Damasio writes of patients with damage to the frontal regions of the brain which leaves them incapable of feeling emotions that a normal person would. When such patients are presented with a slide show that includes graphic pictures of sex or violence, for instance, they can identify them and describe their horrible details normally, but they show none of the emotional responses that are always present in normal people. As Damasio points out, these patients are the very epitome of the cool-headed, passionless thinkers philosophy has typically encouraged as the ideal, and yet that very lack of emotional reactions renders them incapable of real world time-pressured decision-making.
Jonathan Haidt, Professor of Ethical Leadership at New York University Stern School of Business, says that we were never designed to listen to reason. When you ask people moral questions, time their responses and scan their brains, their answers and brain activation patterns indicate that they reach conclusions quickly and produce reasons later only to justify what they’ve decided.

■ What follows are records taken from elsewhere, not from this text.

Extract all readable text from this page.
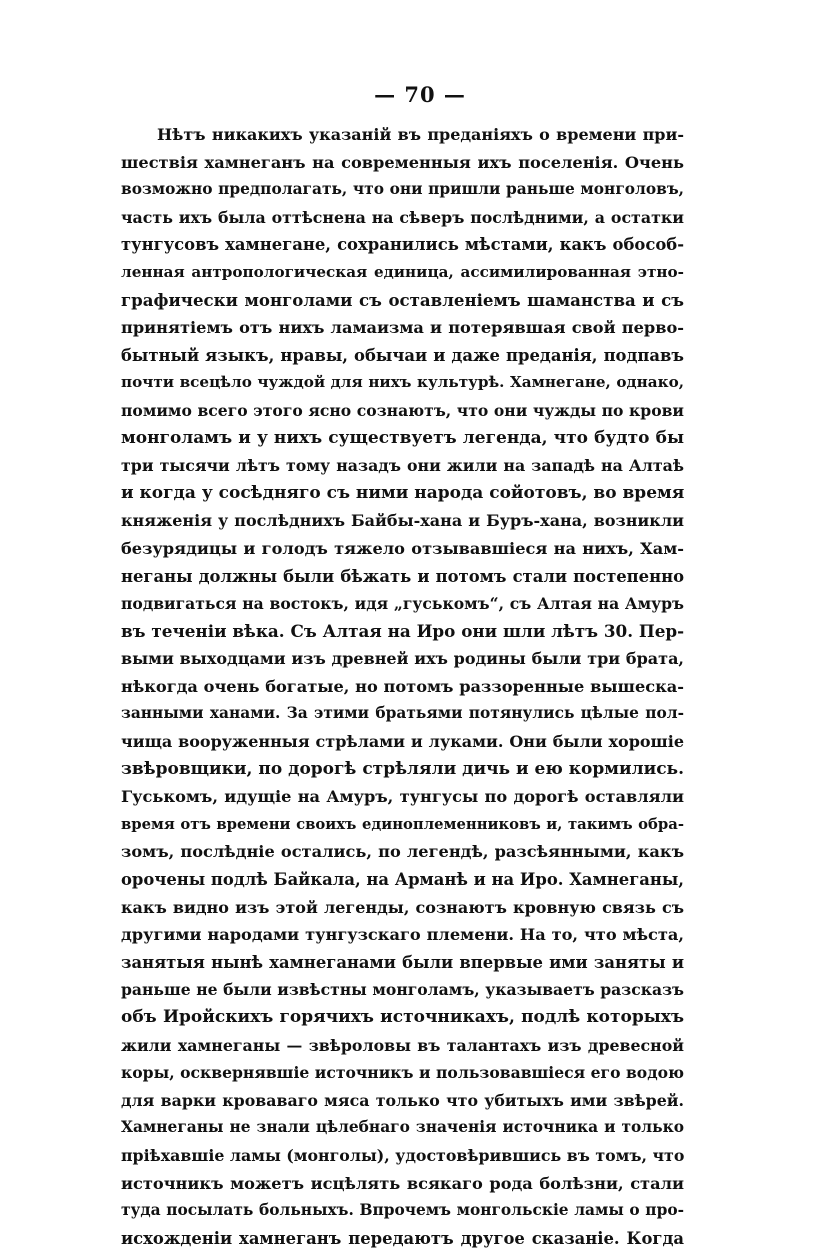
— 70 —
Нѣтъ никакихъ указаній въ преданіяхъ о времени при-
шествія хамнеганъ на современныя ихъ поселенія. Очень
возможно предполагать, что они пришли раньше монголовъ,
часть ихъ была оттѣснена на сѣверъ послѣдними, а остатки
тунгусовъ хамнегане, сохранились мѣстами, какъ обособ-
ленная антропологическая единица, ассимилированная этно-
графически монголами съ оставленіемъ шаманства и съ
принятіемъ отъ нихъ ламаизма и потерявшая свой перво-
бытный языкъ, нравы, обычаи и даже преданія, подпавъ
почти всецѣло чуждой для нихъ культурѣ. Хамнегане, однако,
помимо всего этого ясно сознаютъ, что они чужды по крови
монголамъ и у нихъ существуетъ легенда, что будто бы
три тысячи лѣтъ тому назадъ они жили на западѣ на Алтаѣ
и когда у сосѣдняго съ ними народа сойотовъ, во время
княженія у послѣднихъ Байбы-хана и Буръ-хана, возникли
безурядицы и голодъ тяжело отзывавшіеся на нихъ, Хам-
неганы должны были бѣжать и потомъ стали постепенно
подвигаться на востокъ, идя „гуськомъ“, съ Алтая на Амуръ
въ теченіи вѣка. Съ Алтая на Иро они шли лѣтъ 30. Пер-
выми выходцами изъ древней ихъ родины были три брата,
нѣкогда очень богатые, но потомъ раззоренные вышеска-
занными ханами. За этими братьями потянулись цѣлые пол-
чища вооруженныя стрѣлами и луками. Они были хорошіе
звѣровщики, по дорогѣ стрѣляли дичь и ею кормились.
Гуськомъ, идущіе на Амуръ, тунгусы по дорогѣ оставляли
время отъ времени своихъ единоплеменниковъ и, такимъ обра-
зомъ, послѣдніе остались, по легендѣ, разсѣянными, какъ
орочены подлѣ Байкала, на Арманѣ и на Иро. Хамнеганы,
какъ видно изъ этой легенды, сознаютъ кровную связь съ
другими народами тунгузскаго племени. На то, что мѣста,
занятыя нынѣ хамнеганами были впервые ими заняты и
раньше не были извѣстны монголамъ, указываетъ разсказъ
объ Иройскихъ горячихъ источникахъ, подлѣ которыхъ
жили хамнеганы — звѣроловы въ талантахъ изъ древесной
коры, осквернявшіе источникъ и пользовавшіеся его водою
для варки кроваваго мяса только что убитыхъ ими звѣрей.
Хамнеганы не знали цѣлебнаго значенія источника и только
пріѣхавшіе ламы (монголы), удостовѣрившись въ томъ, что
источникъ можетъ исцѣлять всякаго рода болѣзни, стали
туда посылать больныхъ. Впрочемъ монгольскіе ламы о про-
исхожденіи хамнеганъ передаютъ другое сказаніе. Когда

The problem isn’t that people don’t reason. They do reason. But their arguments aim to support their conclusions, not yours. Reason doesn’t work like a judge or teacher, impartially weighing evidence or guiding us to wisdom. It works more like a lawyer or press secretary, justifying our acts and judgments to others.
Haidt views morality as driven by two separate mental systems, one ancient and one modern. The ancient system, which he calls moral intuition, is based on the emotion-laden moral behaviors that evolved before the development of language. Moral intuition occur instantaneously — they are primitive gut reactions that evolved to generate split-second decisions and enhance survival in a dangerous world. The modern system — he calls it moral judgment — came after language, when people became able to articulate why something was right or wrong. Moral judgment comes later, as the conscious mind develops a plausible rationalization for the decision already arrived at through moral intuition.
He likens the mind’s subterranean moral machinery to an elephant, and conscious moral reasoning to a small rider on the elephant’s back. The rational rider tries his damnedest to make the emotional elephant go in the direction he wants but ultimately the huge elephant will have its way. Psychologists and philosophers have long taken a far too narrow view of morality, he believes, because they have focused on the rider and largely ignored the elephant. In Behave: The Biology of Humans at Our Best and Worst, Robert M . Sapolsky writes:
The synergistic advantages of combining reasoning with intuition raise an important point. If you’re a fan of moral intuitions, you’d frame them as being foundational and primordial. If you don’t like them, you’d present them as simplistic, reflexive, and primitive.
But as emphasized by Woodward and Allman, our moral intuitions are neither primordial nor reflexively primitive. They are the end products of learning; they are cognitive conclusions to which we have been exposed so often that they have become automatic, as implicit as riding a bicycle or reciting the days of the week forward rather than backward.
In the West we nearly all have strong moral intuitions about the wrongness of slavery, child labor, or animal cruelty. But that sure didn’t used to be the case. Their wrongness has become an implicit moral intuition, a gut instinct concerning moral truth, only because of the fierce moral reasoning (and activism) of those who came before us, when the average person’s moral intuitions were unrecognizably different. Our guts learn their intuitions.